Anwohnern geht die gestiegene Lärmbelastung durch die neuen Triebwagen auf die Nerven. Die ersten sind seit ein paar Wochen auf der Strecke zwischen Frankfurt und Dieburg unterwegs. André Krebs ist froh, dass Bewegung in die Sache gekommen ist und die Beschwerden der Menschen zumindest gehört werden. „Ich bin wirklich kein Mensch, der scharf auf Medienrummel ist und der unbedingt in die Zeitung oder ins Fernsehen möchte. Aber erst als wir die Presse eingeschaltet haben, haben wir überhaupt Gehör gefunden“, sagt der Dreieichenhainer, der zuvor den RMV, die Stadt, die zuständigen Bundesbehörden und die DB angeschrieben hatte.
Anwohner fragen: Wieso wurden Fahrzeuge der Dreieichbahn vor dem Kauf nicht intensiv getestet?
Krebs ist froh, dass sich inzwischen so viele Leute wegen des erhöhten Lärmpegels durch die Bremsgeräusche gemeldet haben. „Ich fühle mich schlicht veräppelt. Je mehr ich mich mit dem Thema beschäftigte, desto mehr entsteht der Eindruck, dass die Firma Pesa den Zuschlag nur bekommen hat, weil sie das günstigste Angebot abgegeben hat.

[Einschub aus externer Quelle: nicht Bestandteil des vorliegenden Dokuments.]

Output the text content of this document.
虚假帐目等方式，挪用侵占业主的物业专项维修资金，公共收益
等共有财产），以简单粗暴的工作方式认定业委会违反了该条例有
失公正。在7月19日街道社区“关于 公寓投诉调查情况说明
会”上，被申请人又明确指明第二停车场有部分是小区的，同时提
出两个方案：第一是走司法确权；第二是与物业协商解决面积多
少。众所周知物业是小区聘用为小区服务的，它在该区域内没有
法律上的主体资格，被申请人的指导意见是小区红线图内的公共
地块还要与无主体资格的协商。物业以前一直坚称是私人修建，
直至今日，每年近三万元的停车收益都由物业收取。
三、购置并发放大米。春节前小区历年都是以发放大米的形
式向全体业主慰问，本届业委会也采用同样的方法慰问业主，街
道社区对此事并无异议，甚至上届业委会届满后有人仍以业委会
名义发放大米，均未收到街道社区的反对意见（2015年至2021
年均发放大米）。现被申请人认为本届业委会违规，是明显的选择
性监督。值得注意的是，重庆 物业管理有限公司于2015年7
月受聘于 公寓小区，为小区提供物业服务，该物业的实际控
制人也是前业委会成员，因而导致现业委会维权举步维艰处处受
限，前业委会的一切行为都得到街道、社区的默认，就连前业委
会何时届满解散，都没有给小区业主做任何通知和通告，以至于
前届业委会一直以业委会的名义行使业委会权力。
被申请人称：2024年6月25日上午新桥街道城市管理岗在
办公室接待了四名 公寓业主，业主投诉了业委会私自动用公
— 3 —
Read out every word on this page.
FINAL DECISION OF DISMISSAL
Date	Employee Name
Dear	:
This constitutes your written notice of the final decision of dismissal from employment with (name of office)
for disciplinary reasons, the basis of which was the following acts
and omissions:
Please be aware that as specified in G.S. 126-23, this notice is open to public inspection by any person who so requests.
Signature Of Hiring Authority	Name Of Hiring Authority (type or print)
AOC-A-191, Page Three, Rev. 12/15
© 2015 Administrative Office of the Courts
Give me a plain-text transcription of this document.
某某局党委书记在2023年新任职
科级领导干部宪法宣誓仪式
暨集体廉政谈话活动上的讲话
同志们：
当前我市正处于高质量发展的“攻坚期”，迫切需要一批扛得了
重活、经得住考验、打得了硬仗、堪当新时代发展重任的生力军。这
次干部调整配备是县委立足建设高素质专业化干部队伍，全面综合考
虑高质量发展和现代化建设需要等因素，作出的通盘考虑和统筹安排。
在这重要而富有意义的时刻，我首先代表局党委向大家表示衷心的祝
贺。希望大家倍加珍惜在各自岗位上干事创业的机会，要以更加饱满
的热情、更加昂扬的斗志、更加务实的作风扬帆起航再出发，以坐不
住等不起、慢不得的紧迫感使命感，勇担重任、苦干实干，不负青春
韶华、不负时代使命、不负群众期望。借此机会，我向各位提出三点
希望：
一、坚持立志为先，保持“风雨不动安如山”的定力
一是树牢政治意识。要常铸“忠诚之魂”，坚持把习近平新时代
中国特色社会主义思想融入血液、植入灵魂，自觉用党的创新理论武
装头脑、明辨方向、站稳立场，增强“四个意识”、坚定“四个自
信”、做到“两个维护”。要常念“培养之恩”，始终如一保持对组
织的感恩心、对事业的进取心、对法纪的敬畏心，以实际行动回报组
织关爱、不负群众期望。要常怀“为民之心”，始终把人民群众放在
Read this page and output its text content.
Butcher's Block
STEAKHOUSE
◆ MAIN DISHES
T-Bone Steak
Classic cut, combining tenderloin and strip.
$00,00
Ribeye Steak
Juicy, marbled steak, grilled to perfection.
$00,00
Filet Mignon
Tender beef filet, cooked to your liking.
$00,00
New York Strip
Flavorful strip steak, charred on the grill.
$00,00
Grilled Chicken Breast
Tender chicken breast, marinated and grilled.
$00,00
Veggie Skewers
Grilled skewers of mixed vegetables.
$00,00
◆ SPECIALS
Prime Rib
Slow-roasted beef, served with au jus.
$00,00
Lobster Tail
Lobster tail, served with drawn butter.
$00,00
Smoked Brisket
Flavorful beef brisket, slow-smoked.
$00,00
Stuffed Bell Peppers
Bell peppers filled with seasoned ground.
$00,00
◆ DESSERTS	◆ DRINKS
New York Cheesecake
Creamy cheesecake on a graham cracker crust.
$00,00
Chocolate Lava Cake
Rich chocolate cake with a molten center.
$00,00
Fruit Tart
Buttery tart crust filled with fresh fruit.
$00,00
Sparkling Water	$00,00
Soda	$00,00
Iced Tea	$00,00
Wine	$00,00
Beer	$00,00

Wie viel Geld nun in die Anpassung einfließt, um nachträglich die Vorgaben zu erfüllen, steht wohl nicht mehr im Verhältnis“, sagt Krebs, der die vermeintlich „billige Einkaufsstrategie“ der DB nicht verstehen kann. Vereinzelt hat er festgestellt, dass durch das Fahrverhalten der Lokführer ein leiseres Einfahren möglich ist.
Die Aussage der Deutschen Bahn, dass die neuen Fahrzeuge aus Polen alle gesetzlichen Regelungen und Grenzwerte – insbesondere bei den Lärmemissionsgrenzwerten – erfüllten, klingt in den Ohren vieler Anwohner wie Hohn. Krebs fragt sich, warum die Fahrzeuge nicht vor dem Kauf intensiv getestet wurden. „Das passiert jetzt vor unserer Haustür.“

Auch Bürgermeister Martin Burlon ist am frühen Donnerstagabend nach Dreieichenhain gekommen. Er betont, dass die Stadt hinter den belasteten Anwohnern stehe. „Natürlich haben wir uns auch moderne und komfortablere Züge für die Nutzer der Dreieichbahn erhofft. Es ist absolut ärgerlich, dass sie für mehr Lärm an der Strecke sorgen. Ich hoffe sehr, dass die DB Regio die akuten Probleme technisch oder durch die Handhabung der Züge in den Griff bekommt“, sagt Burlon. Er bekräftigt noch einmal den Stellenwert der Dreieichbahn im Pendlernetz vom Kreis Darmstadt-Dieburg bis nach Frankfurt. „Das haben wir ja gerade erst in unserem Positionspapier an das Regierungspräsidium Darmstadt deutlich gemacht. Für uns ist auch der zweigleisige Ausbau immens wichtig, um die Stabilität des Fahrplans zu erhöhen“, sagt der Rathauschef.
Er nimmt auch eine Namensliste von Elisabeth Keller entgegen. Rund 30 Dreieichenhainer haben mit ihrer Unterschrift bekundet, dass sie sich vom gestiegenen Bahnlärm gestört fühlen. Burlon: „Das ist ein gutes Instrument, um zu untermauern, dass es sich bei der Lärmbelastung eben nicht um eine Einzelwahrnehmung handelt.“
Der RTL-Beitrag wird vermutlich Anfang nächster Woche in „Hallo Hessen“ gesendet. Julia Möller wartet noch auf eine Stellungnahme der Deutschen Bahn. Und einen einfahrenden Zug will das Team auch noch filmen.